Peter gastou alguns segundos procurando pelos óculos, até lembrar-se de já não precisar mais deles havia algum tempo. Porém, a memória muscular - de quem já foi míope o suficiente para ouvir a frase "quantos dedos têm aqui?" de algum outro garoto implicante que insistia em roubar seus óculos - falou mais alto por alguns instantes. Mas isso era passado. Não os garotos implicantes, mas a necessidade de usar óculos. O jovem desceu novamente as escadas, indo dessa vez para a cozinha, onde encontrou um café da manhã preparado, junto a um bilhete:

                                                           Tenha um dia maravilhoso, querido.

                                                                                     Beijinhos!

                                                                                           - May.

Após a morte de Benjamin, a tia havia conseguido um emprego em um restaurante local.
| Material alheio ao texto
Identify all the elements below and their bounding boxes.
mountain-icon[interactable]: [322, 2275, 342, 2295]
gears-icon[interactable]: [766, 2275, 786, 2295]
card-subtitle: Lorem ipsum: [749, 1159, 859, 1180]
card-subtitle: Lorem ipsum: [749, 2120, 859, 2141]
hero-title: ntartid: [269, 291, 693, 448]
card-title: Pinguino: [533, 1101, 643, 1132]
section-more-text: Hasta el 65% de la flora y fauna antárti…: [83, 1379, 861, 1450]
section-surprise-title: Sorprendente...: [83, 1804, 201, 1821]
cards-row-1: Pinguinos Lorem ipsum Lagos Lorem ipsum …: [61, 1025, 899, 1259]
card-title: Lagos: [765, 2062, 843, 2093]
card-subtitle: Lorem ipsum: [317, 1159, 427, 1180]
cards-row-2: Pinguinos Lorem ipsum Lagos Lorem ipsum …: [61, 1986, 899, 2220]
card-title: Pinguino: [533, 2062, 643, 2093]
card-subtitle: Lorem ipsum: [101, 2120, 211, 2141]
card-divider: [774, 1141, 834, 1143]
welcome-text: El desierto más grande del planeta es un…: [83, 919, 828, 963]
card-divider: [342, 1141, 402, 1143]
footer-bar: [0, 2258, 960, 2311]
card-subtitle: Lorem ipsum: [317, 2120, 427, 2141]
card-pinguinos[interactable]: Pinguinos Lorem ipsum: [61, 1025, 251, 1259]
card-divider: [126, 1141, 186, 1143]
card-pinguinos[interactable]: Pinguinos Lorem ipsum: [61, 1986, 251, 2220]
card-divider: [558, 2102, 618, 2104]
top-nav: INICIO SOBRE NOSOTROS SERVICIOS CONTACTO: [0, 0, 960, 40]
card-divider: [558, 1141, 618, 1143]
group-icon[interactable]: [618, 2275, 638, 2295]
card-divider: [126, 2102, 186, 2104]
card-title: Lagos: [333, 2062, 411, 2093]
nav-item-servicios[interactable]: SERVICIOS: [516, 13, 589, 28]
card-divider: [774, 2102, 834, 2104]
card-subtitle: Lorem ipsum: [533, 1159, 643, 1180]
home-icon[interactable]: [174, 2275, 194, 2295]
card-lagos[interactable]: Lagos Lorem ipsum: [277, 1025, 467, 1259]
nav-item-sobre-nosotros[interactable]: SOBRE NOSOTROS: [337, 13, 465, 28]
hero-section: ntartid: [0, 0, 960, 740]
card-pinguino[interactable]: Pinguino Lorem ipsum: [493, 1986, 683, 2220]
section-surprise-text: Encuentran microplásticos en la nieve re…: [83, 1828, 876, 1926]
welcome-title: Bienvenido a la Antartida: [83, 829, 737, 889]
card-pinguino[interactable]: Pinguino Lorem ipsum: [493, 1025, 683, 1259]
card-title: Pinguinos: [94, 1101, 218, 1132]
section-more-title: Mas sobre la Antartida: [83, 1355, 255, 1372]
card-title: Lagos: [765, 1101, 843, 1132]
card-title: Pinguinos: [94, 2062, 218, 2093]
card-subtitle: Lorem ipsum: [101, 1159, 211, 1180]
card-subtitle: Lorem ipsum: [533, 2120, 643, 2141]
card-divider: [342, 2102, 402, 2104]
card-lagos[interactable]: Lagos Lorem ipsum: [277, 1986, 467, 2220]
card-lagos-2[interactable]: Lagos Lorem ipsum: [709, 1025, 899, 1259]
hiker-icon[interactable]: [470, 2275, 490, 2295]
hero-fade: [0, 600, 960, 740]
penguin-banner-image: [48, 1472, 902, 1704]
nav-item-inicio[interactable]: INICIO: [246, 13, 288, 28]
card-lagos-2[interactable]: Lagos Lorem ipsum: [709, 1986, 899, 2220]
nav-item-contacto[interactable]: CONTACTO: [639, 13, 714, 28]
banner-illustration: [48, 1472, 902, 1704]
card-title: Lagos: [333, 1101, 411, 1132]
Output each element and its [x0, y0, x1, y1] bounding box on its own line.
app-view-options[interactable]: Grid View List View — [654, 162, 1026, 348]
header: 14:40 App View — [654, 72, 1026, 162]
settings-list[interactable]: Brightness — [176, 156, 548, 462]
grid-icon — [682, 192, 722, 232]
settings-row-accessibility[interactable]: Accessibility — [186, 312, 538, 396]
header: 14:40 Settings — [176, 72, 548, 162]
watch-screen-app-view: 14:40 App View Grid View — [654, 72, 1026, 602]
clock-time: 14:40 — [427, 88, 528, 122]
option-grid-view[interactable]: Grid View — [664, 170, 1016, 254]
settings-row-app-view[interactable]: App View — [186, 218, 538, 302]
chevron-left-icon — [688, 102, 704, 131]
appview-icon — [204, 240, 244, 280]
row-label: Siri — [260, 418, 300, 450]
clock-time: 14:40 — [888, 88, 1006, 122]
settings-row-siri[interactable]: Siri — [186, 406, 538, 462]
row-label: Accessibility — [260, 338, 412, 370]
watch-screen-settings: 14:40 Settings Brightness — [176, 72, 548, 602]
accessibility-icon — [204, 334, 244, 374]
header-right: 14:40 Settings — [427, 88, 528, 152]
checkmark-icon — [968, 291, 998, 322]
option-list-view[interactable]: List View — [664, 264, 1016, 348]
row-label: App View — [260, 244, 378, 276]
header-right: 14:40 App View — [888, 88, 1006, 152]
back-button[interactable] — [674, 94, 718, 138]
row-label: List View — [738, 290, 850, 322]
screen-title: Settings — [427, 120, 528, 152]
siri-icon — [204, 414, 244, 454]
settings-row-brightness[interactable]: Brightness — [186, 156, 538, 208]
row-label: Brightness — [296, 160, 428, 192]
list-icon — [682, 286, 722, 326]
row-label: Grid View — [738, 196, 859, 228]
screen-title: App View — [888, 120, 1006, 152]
Não pagava muito bem, mas o salário conseguia cobrir as principais despesas. A mulher saía bem antes e voltava bem depois do garoto. Peter sabia muito bem que May também tinha dias difíceis de se levantar, entretanto, ela sempre se levantava. E por isso, ele também. Alimentado, o jovem se demorou olhando um porta-retrato na sala com uma foto dele ainda criança e seus tios. Demorou-se um pouco mais observando as feições de Benjamin.

E antes de sair do apartamento, secou uma teimosa lágrima Sabor Tradicional.

                                                                                     ***

Não foi esforço nenhum encontrar Harry no meio da multidão de alunos apinhados nos corredores da escola. Talvez, a cabeleira ruiva do amigo tivesse alguma influência sobre esse fato. O sobrinho de May já caminhava em direção ao filho do empresário Osborn, e este demorou algum tempo para perceber a aproximação, mas quando notou, abriu um sorriso largo para o amigo.